In this project, we thus explore a new approach to traditional representation learning techniques, in which embeddings for a given set of data are learned repeatedly until some sort of convergence with respect to the model and learned embedding space, a process we call Iterated Representation Learning (IRL); by analyzing the performance of this iterative approach, our work aims to discover potential insights into the robustness qualities inherent to a model and its associated latent embedding space. We propose an algorithmic framework for IRL, provide an empirical case study of the efficacy of our IRL framework on the MNIST dataset, and suggest a novel evaluation procedure for representation stability and robustness via iterated learning.

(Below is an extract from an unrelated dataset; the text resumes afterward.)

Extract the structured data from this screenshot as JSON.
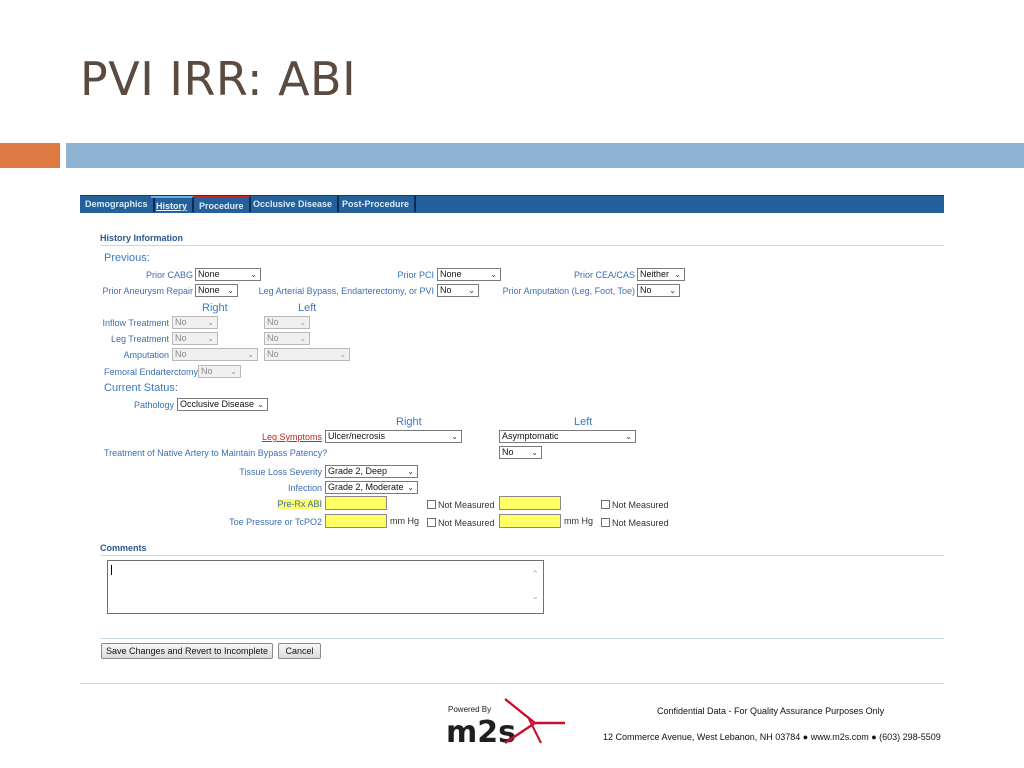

The goal of representation learning is to build models that effectively learn meaningful representations of the data. Representations are important for a variety of reasons, including determining which features are the most explanatory or variable in a dataset, compressing repeated information from a dataset to make it more compact, and learning more effective neural networks, to name a few examples. These representations are typically abstract and less interpretable than the input data, but of lower dimension, which makes them useful in capturing the most essential or compressed characteristics of the data.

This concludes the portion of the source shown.